The intent is noble, and an early outline of the plan — as laid out in an op-ed this week in this newspaper — suggests that advocates have learned a few lessons from the failed efforts of the past.

But the wealth disparity on the Island is not simply a housing problem. There is a worrisome and growing gap between the haves and the have nots, and genuine concerns about how the Island’s ethic is changing. And there is real risk in addressing affordable housing without also addressing the larger and thornier issue of growth.

The Island’s infrastructure — its roads, its schools, its landfills and wastewater treatment facilities — are already straining under the population the Island now has. Vacation homes are being built and rebuilt, ever larger. The Great Ponds are becoming dangerously polluted, endangering the Island’s sole-source aquifer, which provides clean drinking water for everyone. All this at a time when the practical effects of climate change — the regular flooding of Five Corners and the increasing likelihood of catastrophic storms — can no longer be ignored.

Additional housing, unless limited to rehabilitating the existing housing stock or linked to other infrastructure improvements, will only exacerbate this situation.
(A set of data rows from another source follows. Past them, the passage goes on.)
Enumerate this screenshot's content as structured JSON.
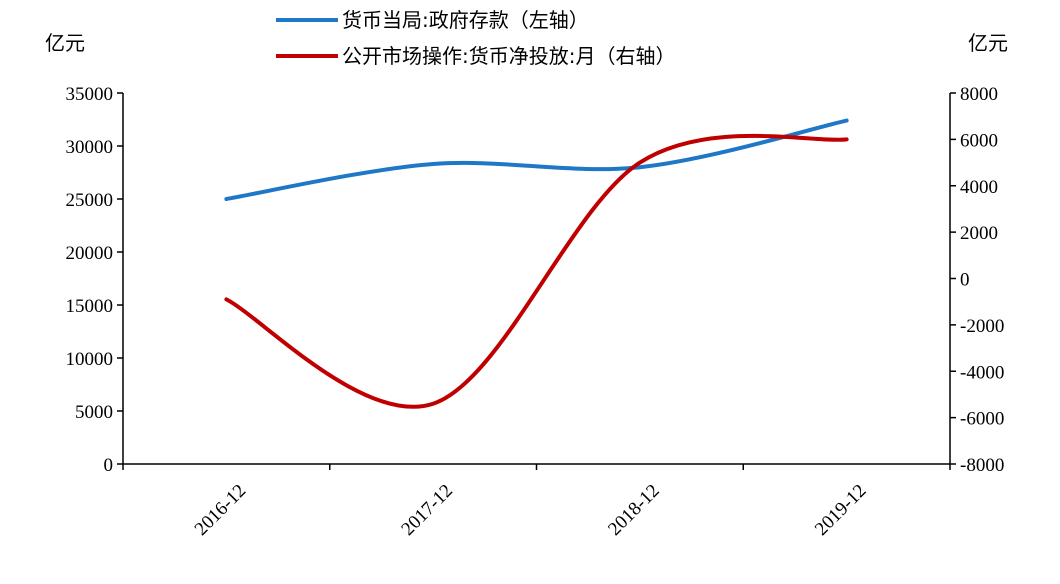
{
  "chart_data": {
    "type": "line",
    "title": "",
    "x": [
      "2016-12",
      "2017-12",
      "2018-12",
      "2019-12"
    ],
    "left_axis": {
      "unit": "亿元",
      "ylim": [
        0,
        35000
      ],
      "ticks": [
        "0",
        "5000",
        "10000",
        "15000",
        "20000",
        "25000",
        "30000",
        "35000"
      ]
    },
    "right_axis": {
      "unit": "亿元",
      "ylim": [
        -8000,
        8000
      ],
      "ticks": [
        "-8000",
        "-6000",
        "-4000",
        "-2000",
        "0",
        "2000",
        "4000",
        "6000",
        "8000"
      ]
    },
    "series": [
      {
        "name": "货币当局:政府存款（左轴）",
        "axis": "left",
        "color": "#1f77c8",
        "values": [
          25000,
          28300,
          28000,
          32400
        ]
      },
      {
        "name": "公开市场操作:货币净投放:月（右轴）",
        "axis": "right",
        "color": "#c00000",
        "values": [
          -900,
          -5400,
          5000,
          6000
        ]
      }
    ],
    "legend_position": "top-center",
    "grid": false
  }
}
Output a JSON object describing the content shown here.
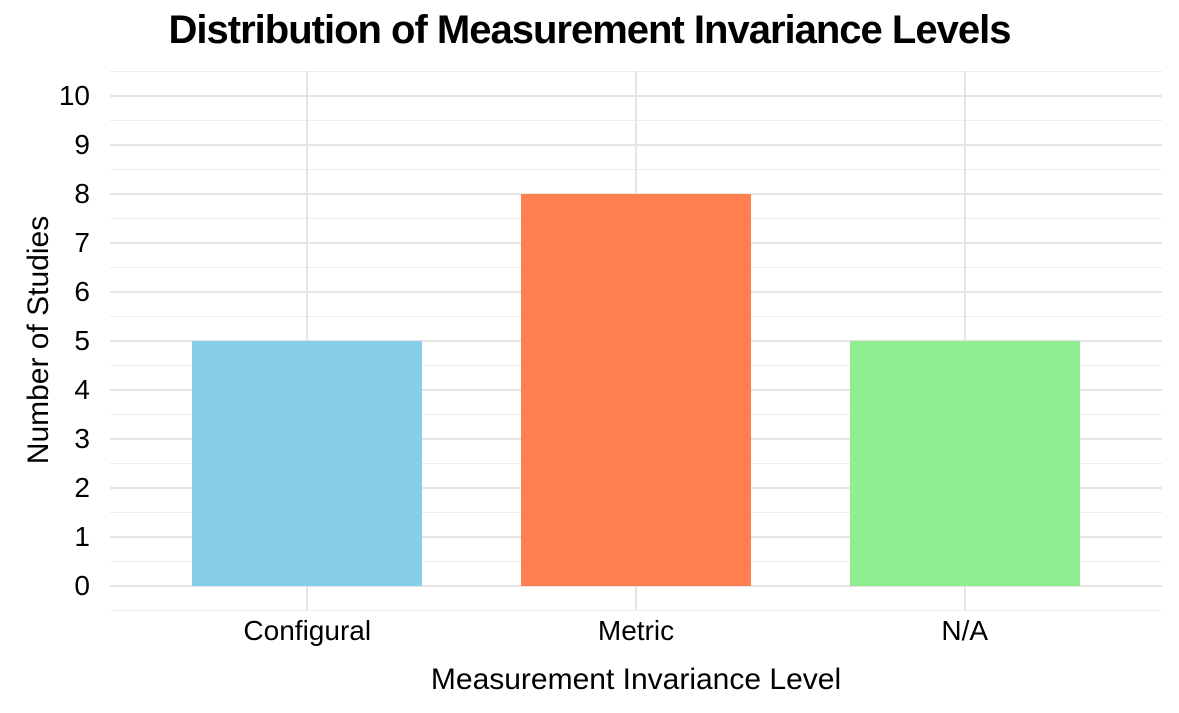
{
  "chart_data": {
    "type": "bar",
    "title": "Distribution of Measurement Invariance Levels",
    "xlabel": "Measurement Invariance Level",
    "ylabel": "Number of Studies",
    "categories": [
      "Configural",
      "Metric",
      "N/A"
    ],
    "values": [
      5,
      8,
      5
    ],
    "bar_colors": [
      "#87CEEB",
      "#FF7F50",
      "#90EE90"
    ],
    "ylim": [
      0,
      10
    ],
    "ytick_values": [
      0,
      1,
      2,
      3,
      4,
      5,
      6,
      7,
      8,
      9,
      10
    ],
    "yminor_step": 0.5,
    "bar_width_fraction": 0.7,
    "grid": "horizontal major+minor, vertical major at category centers",
    "legend": "none",
    "background_color": "#FFFFFF",
    "major_grid_color": "#E5E5E5",
    "minor_grid_color": "#EDEDED",
    "text_color": "#000000"
  }
}
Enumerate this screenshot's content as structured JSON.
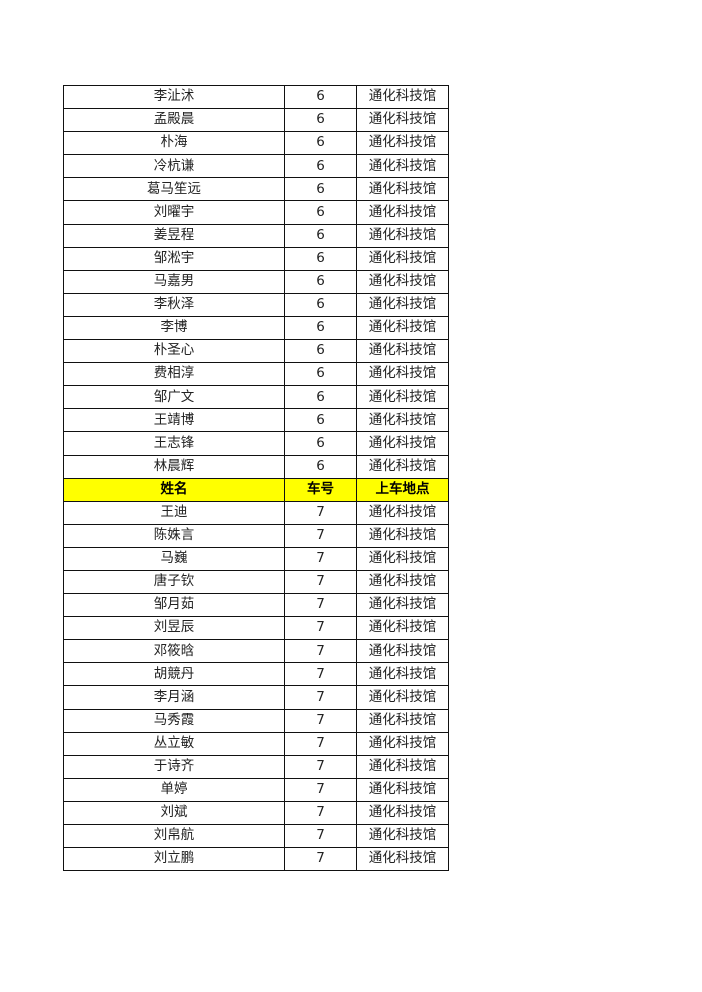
{
  "header": {
    "name": "姓名",
    "bus": "车号",
    "location": "上车地点"
  },
  "colors": {
    "header_bg": "#FFFF00"
  },
  "rows": [
    {
      "name": "李沚沭",
      "bus": "6",
      "location": "通化科技馆"
    },
    {
      "name": "孟殿晨",
      "bus": "6",
      "location": "通化科技馆"
    },
    {
      "name": "朴海",
      "bus": "6",
      "location": "通化科技馆"
    },
    {
      "name": "冷杭谦",
      "bus": "6",
      "location": "通化科技馆"
    },
    {
      "name": "葛马笙远",
      "bus": "6",
      "location": "通化科技馆"
    },
    {
      "name": "刘曜宇",
      "bus": "6",
      "location": "通化科技馆"
    },
    {
      "name": "姜昱程",
      "bus": "6",
      "location": "通化科技馆"
    },
    {
      "name": "邹淞宇",
      "bus": "6",
      "location": "通化科技馆"
    },
    {
      "name": "马嘉男",
      "bus": "6",
      "location": "通化科技馆"
    },
    {
      "name": "李秋泽",
      "bus": "6",
      "location": "通化科技馆"
    },
    {
      "name": "李博",
      "bus": "6",
      "location": "通化科技馆"
    },
    {
      "name": "朴圣心",
      "bus": "6",
      "location": "通化科技馆"
    },
    {
      "name": "费相淳",
      "bus": "6",
      "location": "通化科技馆"
    },
    {
      "name": "邹广文",
      "bus": "6",
      "location": "通化科技馆"
    },
    {
      "name": "王靖博",
      "bus": "6",
      "location": "通化科技馆"
    },
    {
      "name": "王志锋",
      "bus": "6",
      "location": "通化科技馆"
    },
    {
      "name": "林晨辉",
      "bus": "6",
      "location": "通化科技馆"
    },
    {
      "header": true
    },
    {
      "name": "王迪",
      "bus": "7",
      "location": "通化科技馆"
    },
    {
      "name": "陈姝言",
      "bus": "7",
      "location": "通化科技馆"
    },
    {
      "name": "马巍",
      "bus": "7",
      "location": "通化科技馆"
    },
    {
      "name": "唐子钦",
      "bus": "7",
      "location": "通化科技馆"
    },
    {
      "name": "邹月茹",
      "bus": "7",
      "location": "通化科技馆"
    },
    {
      "name": "刘昱辰",
      "bus": "7",
      "location": "通化科技馆"
    },
    {
      "name": "邓筱晗",
      "bus": "7",
      "location": "通化科技馆"
    },
    {
      "name": "胡競丹",
      "bus": "7",
      "location": "通化科技馆"
    },
    {
      "name": "李月涵",
      "bus": "7",
      "location": "通化科技馆"
    },
    {
      "name": "马秀霞",
      "bus": "7",
      "location": "通化科技馆"
    },
    {
      "name": "丛立敏",
      "bus": "7",
      "location": "通化科技馆"
    },
    {
      "name": "于诗齐",
      "bus": "7",
      "location": "通化科技馆"
    },
    {
      "name": "单婷",
      "bus": "7",
      "location": "通化科技馆"
    },
    {
      "name": "刘斌",
      "bus": "7",
      "location": "通化科技馆"
    },
    {
      "name": "刘帛航",
      "bus": "7",
      "location": "通化科技馆"
    },
    {
      "name": "刘立鹏",
      "bus": "7",
      "location": "通化科技馆"
    }
  ]
}
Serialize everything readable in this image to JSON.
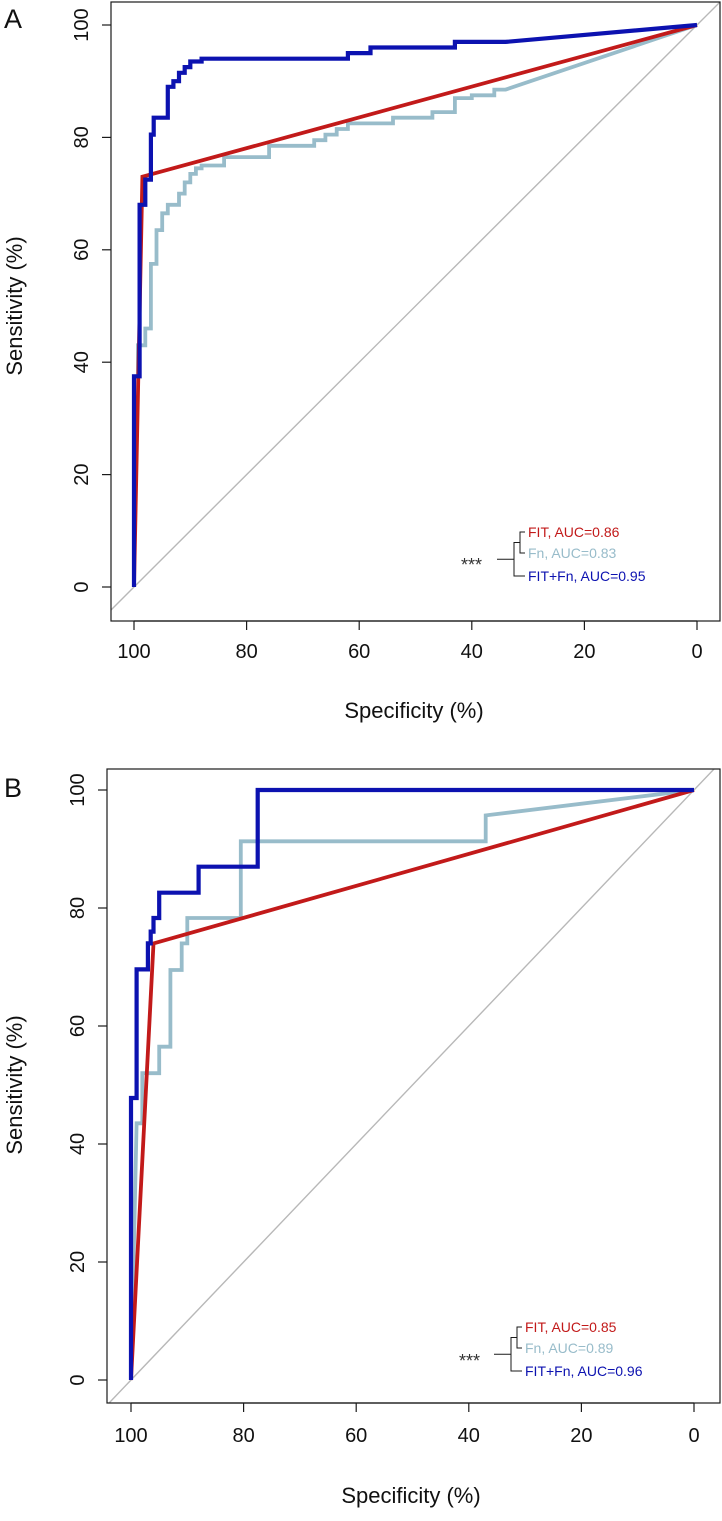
{
  "colors": {
    "fit": "#c21a1a",
    "fn": "#98bcca",
    "fitfn": "#0c12b0",
    "diagonal": "#b8b8b8",
    "axis": "#1a1a1a",
    "text": "#111111"
  },
  "chart_data": [
    {
      "panel_label": "A",
      "type": "line",
      "xlabel": "Specificity (%)",
      "ylabel": "Sensitivity (%)",
      "xlim": [
        100,
        0
      ],
      "ylim": [
        0,
        100
      ],
      "x_ticks": [
        "100",
        "80",
        "60",
        "40",
        "20",
        "0"
      ],
      "y_ticks": [
        "0",
        "20",
        "40",
        "60",
        "80",
        "100"
      ],
      "reference_line": [
        [
          100,
          0
        ],
        [
          0,
          100
        ]
      ],
      "significance": "***",
      "series": [
        {
          "name": "Fn",
          "legend": "Fn, AUC=0.83",
          "color_key": "fn",
          "points": [
            [
              100,
              0
            ],
            [
              100,
              37.5
            ],
            [
              99.3,
              37.5
            ],
            [
              99.3,
              43
            ],
            [
              98,
              43
            ],
            [
              98,
              46
            ],
            [
              97,
              46
            ],
            [
              97,
              57.5
            ],
            [
              96,
              57.5
            ],
            [
              96,
              63.5
            ],
            [
              95,
              63.5
            ],
            [
              95,
              66.5
            ],
            [
              94,
              66.5
            ],
            [
              94,
              68
            ],
            [
              92,
              68
            ],
            [
              92,
              70
            ],
            [
              91,
              70
            ],
            [
              91,
              72
            ],
            [
              90,
              72
            ],
            [
              90,
              73.5
            ],
            [
              89,
              73.5
            ],
            [
              89,
              74.5
            ],
            [
              88,
              74.5
            ],
            [
              88,
              75
            ],
            [
              84,
              75
            ],
            [
              84,
              76.5
            ],
            [
              76,
              76.5
            ],
            [
              76,
              78.5
            ],
            [
              68,
              78.5
            ],
            [
              68,
              79.5
            ],
            [
              66,
              79.5
            ],
            [
              66,
              80.5
            ],
            [
              64,
              80.5
            ],
            [
              64,
              81.5
            ],
            [
              62,
              81.5
            ],
            [
              62,
              82.5
            ],
            [
              54,
              82.5
            ],
            [
              54,
              83.5
            ],
            [
              47,
              83.5
            ],
            [
              47,
              84.5
            ],
            [
              43,
              84.5
            ],
            [
              43,
              87
            ],
            [
              40,
              87
            ],
            [
              40,
              87.5
            ],
            [
              36,
              87.5
            ],
            [
              36,
              88.5
            ],
            [
              34,
              88.5
            ],
            [
              0,
              100
            ]
          ]
        },
        {
          "name": "FIT",
          "legend": "FIT, AUC=0.86",
          "color_key": "fit",
          "points": [
            [
              100,
              0
            ],
            [
              98.5,
              73
            ],
            [
              0,
              100
            ]
          ]
        },
        {
          "name": "FIT+Fn",
          "legend": "FIT+Fn, AUC=0.95",
          "color_key": "fitfn",
          "points": [
            [
              100,
              0
            ],
            [
              100,
              37.5
            ],
            [
              99,
              37.5
            ],
            [
              99,
              68
            ],
            [
              98,
              68
            ],
            [
              98,
              72.5
            ],
            [
              97,
              72.5
            ],
            [
              97,
              80.5
            ],
            [
              96.5,
              80.5
            ],
            [
              96.5,
              83.5
            ],
            [
              94,
              83.5
            ],
            [
              94,
              89
            ],
            [
              93,
              89
            ],
            [
              93,
              90
            ],
            [
              92,
              90
            ],
            [
              92,
              91.5
            ],
            [
              91,
              91.5
            ],
            [
              91,
              92.5
            ],
            [
              90,
              92.5
            ],
            [
              90,
              93.5
            ],
            [
              88,
              93.5
            ],
            [
              88,
              94
            ],
            [
              62,
              94
            ],
            [
              62,
              95
            ],
            [
              58,
              95
            ],
            [
              58,
              96
            ],
            [
              43,
              96
            ],
            [
              43,
              97
            ],
            [
              34,
              97
            ],
            [
              0,
              100
            ]
          ]
        }
      ]
    },
    {
      "panel_label": "B",
      "type": "line",
      "xlabel": "Specificity (%)",
      "ylabel": "Sensitivity (%)",
      "xlim": [
        100,
        0
      ],
      "ylim": [
        0,
        100
      ],
      "x_ticks": [
        "100",
        "80",
        "60",
        "40",
        "20",
        "0"
      ],
      "y_ticks": [
        "0",
        "20",
        "40",
        "60",
        "80",
        "100"
      ],
      "reference_line": [
        [
          100,
          0
        ],
        [
          0,
          100
        ]
      ],
      "significance": "***",
      "series": [
        {
          "name": "Fn",
          "legend": "Fn, AUC=0.89",
          "color_key": "fn",
          "points": [
            [
              100,
              0
            ],
            [
              99,
              43.5
            ],
            [
              98,
              43.5
            ],
            [
              98,
              52
            ],
            [
              95,
              52
            ],
            [
              95,
              56.5
            ],
            [
              93,
              56.5
            ],
            [
              93,
              69.5
            ],
            [
              91,
              69.5
            ],
            [
              91,
              74
            ],
            [
              90,
              74
            ],
            [
              90,
              78.3
            ],
            [
              80.5,
              78.3
            ],
            [
              80.5,
              91.3
            ],
            [
              37,
              91.3
            ],
            [
              37,
              95.7
            ],
            [
              0,
              100
            ]
          ]
        },
        {
          "name": "FIT",
          "legend": "FIT, AUC=0.85",
          "color_key": "fit",
          "points": [
            [
              100,
              0
            ],
            [
              96,
              74
            ],
            [
              0,
              100
            ]
          ]
        },
        {
          "name": "FIT+Fn",
          "legend": "FIT+Fn, AUC=0.96",
          "color_key": "fitfn",
          "points": [
            [
              100,
              0
            ],
            [
              100,
              47.8
            ],
            [
              99,
              47.8
            ],
            [
              99,
              69.6
            ],
            [
              97,
              69.6
            ],
            [
              97,
              74
            ],
            [
              96.5,
              74
            ],
            [
              96.5,
              76
            ],
            [
              96,
              76
            ],
            [
              96,
              78.3
            ],
            [
              95,
              78.3
            ],
            [
              95,
              82.6
            ],
            [
              88,
              82.6
            ],
            [
              88,
              87
            ],
            [
              77.5,
              87
            ],
            [
              77.5,
              100
            ],
            [
              0,
              100
            ]
          ]
        }
      ]
    }
  ]
}
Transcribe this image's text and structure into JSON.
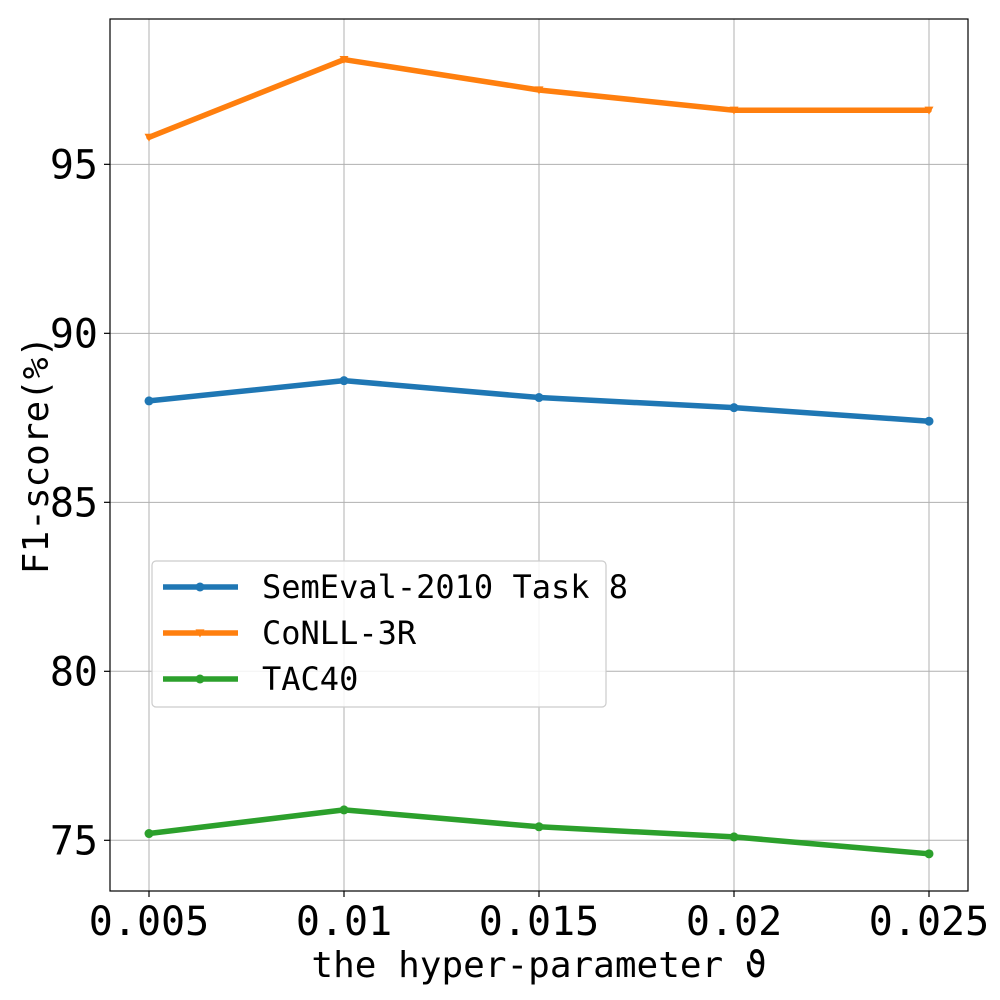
{
  "chart_data": {
    "type": "line",
    "title": "",
    "xlabel": "the hyper-parameter ϑ",
    "ylabel": "F1-score(%)",
    "x": [
      0.005,
      0.01,
      0.015,
      0.02,
      0.025
    ],
    "x_tick_labels": [
      "0.005",
      "0.01",
      "0.015",
      "0.02",
      "0.025"
    ],
    "y_ticks": [
      75,
      80,
      85,
      90,
      95
    ],
    "y_tick_labels": [
      "75",
      "80",
      "85",
      "90",
      "95"
    ],
    "xlim": [
      0.004,
      0.026
    ],
    "ylim": [
      73.5,
      99.3
    ],
    "grid": true,
    "legend_position": "center-left",
    "series": [
      {
        "name": "SemEval-2010 Task 8",
        "color": "#1f77b4",
        "marker": "circle",
        "values": [
          88.0,
          88.6,
          88.1,
          87.8,
          87.4
        ]
      },
      {
        "name": "CoNLL-3R",
        "color": "#ff7f0e",
        "marker": "triangle-down",
        "values": [
          95.8,
          98.1,
          97.2,
          96.6,
          96.6
        ]
      },
      {
        "name": "TAC40",
        "color": "#2ca02c",
        "marker": "circle",
        "values": [
          75.2,
          75.9,
          75.4,
          75.1,
          74.6
        ]
      }
    ]
  }
}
And make no mistake: a housing bank will increase the Island’s population. Trying to limit affordable housing to people who are already here is as impractical as it is legally questionable.

The ice is indeed cracking, and it needs more than just a patch. Perhaps the laudable initiative to solve the affordable housing crisis can be a springboard for addressing the bigger question of what we all want the Island to become.